Nyonya Han melepas celemek. Beberapa orang kru datang merapikan penampilan sambil merias wajahnya.
Ketika menoleh ke pintu studio, Nyonya mendapati seorang pemuda berjaket kulit hitam bersandar dinding sambil satu kakinya menapak ke tembok belakang. Wajah pemuda itu dingin ketika dia membuka satu sisi jaket.
Badge kepolisian Seoul menghias bagian sisi dalam jaket pemuda. "Nyonya Han, bisa kita bicara?"
Tiada pilihan lain, Nyonya Han membawa mereka jauh dari jangkauan telinga orang lain.
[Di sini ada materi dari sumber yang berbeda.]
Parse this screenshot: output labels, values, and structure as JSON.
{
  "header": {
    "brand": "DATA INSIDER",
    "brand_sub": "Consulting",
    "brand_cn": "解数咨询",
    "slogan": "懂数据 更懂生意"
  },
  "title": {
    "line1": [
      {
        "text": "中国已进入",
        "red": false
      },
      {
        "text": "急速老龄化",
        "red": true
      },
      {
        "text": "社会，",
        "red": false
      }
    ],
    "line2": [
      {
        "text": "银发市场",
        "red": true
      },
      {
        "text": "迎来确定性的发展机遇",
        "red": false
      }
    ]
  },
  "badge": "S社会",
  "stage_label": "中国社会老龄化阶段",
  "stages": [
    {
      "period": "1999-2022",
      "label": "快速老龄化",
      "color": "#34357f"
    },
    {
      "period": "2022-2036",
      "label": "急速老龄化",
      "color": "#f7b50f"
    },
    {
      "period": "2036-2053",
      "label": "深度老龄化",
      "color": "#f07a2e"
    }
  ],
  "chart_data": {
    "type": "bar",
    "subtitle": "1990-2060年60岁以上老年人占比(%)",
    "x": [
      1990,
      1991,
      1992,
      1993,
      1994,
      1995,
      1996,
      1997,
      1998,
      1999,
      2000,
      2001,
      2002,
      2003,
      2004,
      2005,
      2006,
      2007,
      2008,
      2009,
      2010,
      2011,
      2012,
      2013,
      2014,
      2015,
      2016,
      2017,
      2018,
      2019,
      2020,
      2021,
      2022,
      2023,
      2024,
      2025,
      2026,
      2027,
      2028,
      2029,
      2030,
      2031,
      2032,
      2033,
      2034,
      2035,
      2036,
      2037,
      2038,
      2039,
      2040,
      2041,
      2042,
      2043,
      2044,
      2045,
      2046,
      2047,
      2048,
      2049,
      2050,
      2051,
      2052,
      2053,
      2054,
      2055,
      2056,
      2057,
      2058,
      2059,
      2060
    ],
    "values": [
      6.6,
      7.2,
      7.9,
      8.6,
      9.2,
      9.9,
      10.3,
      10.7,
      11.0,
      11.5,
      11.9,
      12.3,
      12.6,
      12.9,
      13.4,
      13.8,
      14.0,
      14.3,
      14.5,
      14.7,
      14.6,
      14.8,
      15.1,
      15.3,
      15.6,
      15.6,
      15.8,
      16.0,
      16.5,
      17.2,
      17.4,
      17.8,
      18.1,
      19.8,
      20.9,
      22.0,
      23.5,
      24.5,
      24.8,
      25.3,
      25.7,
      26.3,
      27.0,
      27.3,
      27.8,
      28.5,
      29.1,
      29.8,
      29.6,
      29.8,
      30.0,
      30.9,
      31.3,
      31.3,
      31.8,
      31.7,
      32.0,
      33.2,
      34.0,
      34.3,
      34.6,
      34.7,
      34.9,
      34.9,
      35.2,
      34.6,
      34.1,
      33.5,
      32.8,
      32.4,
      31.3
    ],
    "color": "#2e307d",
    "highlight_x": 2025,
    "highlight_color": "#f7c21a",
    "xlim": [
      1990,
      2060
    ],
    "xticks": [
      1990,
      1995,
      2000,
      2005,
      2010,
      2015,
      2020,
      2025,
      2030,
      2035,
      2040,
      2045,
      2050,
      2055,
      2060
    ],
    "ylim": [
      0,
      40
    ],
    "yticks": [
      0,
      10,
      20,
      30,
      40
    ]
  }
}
Mereka bertemu di ruang tunggu. Terdapat pot tanaman hias di atas meja kaca yang memisahkan sofa mereka bertiga. Nyonya duduk di sofa membelakangi jendela, sementara pemuda tampan dan pria botak bercodet di pipi yang menakutkan duduk di sofa panjang membelakangi pintu.
Nyonya meneguk teh sebelum membuka obrolan dengan senyum lembut. "Aku kira kamu anggota boy band, Nak. Sungguh tampan."
Yeon Ji Won, tetap dingin pada nona. Wajahnya memang setampan member boyband dengan bibir empuk merah muda di bagian bawahm Perawakan pun tak kalah menawan karena dia rajin merawat tubuh.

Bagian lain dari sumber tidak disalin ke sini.